Mata Elio menajam. Wajahnya dipenuhi amarah. Tubuhnya gemetar saking murkanya. Hanya dengan membayangkan Iluka pergi darinya saja sudah membuat amarah Elio naik ke ubun-ubun. Ia tidak akan pernah membiarkan itu terjadi. Namun, jika ternyata Iluka mencintai orang lain, tentu saja .... "Gue bunuh kalian berdua."

Iluka itu miliknya. Selamanya akan menjadi miliknya.

Hanya Elio yang bisa menjadi pasangan hidup Iluka. Elio tidak akan membiarkan siapa pun merebut Iluka darinya. Tidak peduli apa pun yang terjadi, Iluka akan terus berada di sisinya. Bahkan jika Iluka mati sekali pun, Elio tidak akan pernah melepasnya.
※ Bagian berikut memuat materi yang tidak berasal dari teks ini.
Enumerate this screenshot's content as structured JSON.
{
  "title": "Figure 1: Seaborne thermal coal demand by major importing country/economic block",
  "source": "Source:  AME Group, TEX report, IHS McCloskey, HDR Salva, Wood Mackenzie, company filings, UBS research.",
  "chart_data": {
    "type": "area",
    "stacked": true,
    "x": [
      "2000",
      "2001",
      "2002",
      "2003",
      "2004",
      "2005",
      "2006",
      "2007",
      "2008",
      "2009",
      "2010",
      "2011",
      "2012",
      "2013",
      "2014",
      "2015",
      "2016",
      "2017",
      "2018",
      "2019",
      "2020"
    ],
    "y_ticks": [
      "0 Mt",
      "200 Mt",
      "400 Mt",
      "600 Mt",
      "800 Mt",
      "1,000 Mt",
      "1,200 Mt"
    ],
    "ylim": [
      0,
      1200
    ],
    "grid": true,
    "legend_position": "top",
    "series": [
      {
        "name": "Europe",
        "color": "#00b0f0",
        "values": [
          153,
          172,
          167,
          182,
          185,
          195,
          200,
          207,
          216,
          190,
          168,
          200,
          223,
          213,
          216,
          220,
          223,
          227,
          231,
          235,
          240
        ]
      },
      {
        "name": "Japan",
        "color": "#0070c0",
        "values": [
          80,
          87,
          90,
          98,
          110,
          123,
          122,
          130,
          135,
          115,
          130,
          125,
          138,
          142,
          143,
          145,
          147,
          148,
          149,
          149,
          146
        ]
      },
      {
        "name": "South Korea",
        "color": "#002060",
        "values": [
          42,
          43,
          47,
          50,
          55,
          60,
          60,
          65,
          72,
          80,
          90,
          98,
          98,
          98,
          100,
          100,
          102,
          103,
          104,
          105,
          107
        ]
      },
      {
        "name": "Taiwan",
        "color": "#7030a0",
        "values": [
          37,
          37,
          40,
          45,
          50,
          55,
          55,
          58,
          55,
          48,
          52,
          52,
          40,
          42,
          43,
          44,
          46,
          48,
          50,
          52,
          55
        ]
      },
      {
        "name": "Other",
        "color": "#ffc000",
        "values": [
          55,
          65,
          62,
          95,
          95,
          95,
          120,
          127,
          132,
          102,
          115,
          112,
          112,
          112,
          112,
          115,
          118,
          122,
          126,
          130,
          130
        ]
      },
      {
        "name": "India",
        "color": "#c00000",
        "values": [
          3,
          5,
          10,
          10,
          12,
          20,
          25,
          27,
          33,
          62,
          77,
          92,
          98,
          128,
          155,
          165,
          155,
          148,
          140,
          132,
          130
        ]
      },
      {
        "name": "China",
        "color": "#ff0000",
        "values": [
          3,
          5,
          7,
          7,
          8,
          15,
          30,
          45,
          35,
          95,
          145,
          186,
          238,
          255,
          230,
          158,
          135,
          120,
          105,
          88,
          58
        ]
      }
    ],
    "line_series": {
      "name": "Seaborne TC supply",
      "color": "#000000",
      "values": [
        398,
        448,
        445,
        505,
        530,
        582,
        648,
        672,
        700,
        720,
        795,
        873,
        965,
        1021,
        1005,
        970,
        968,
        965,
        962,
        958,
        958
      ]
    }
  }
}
Elio ... akan menyingkirkan semua yang menjadi penghalang.

"Gue bercanda, El. Hahaha."

***

Pukul empat sore hari. Pembelajaran sudah selesai. Bel pulang berbunyi. Membuat para siswa berhambur ke luar, terkecuali Iluka. Gadis itu masih duduk nyaman di bangku paling belakang dekat jendela seraya membaca buku—kegiatan yang selalu dilakukan untuk menunggu sekolah sepi.

Tiga puluh menit berlalu. Iluka yakin kebanyakan siswa sudah pergi meninggalkan sekolah. Ia memasukkan buku ke dalam tas, menyampirkan ransel di pundak kanan, lalu berjalan santai keluar kelas. Iluka menatap lurus ke depan dengan pandangan kosong. Kakinya terus melangkah menyusuri koridor yang sepi.

Kemudian—tanpa diduga—seseorang membekap mulut dan hidung Iluka dari belakang. Tubuh Iluka ditarik masuk ke dalam bilik toilet. Ia berontak. Berusaha membebaskan diri. Namun, tenaga orang yang membekapnya terlalu kuat, membuat Iluka tidak bisa melawan walau sudah mengeluarkan seluruh tenaga.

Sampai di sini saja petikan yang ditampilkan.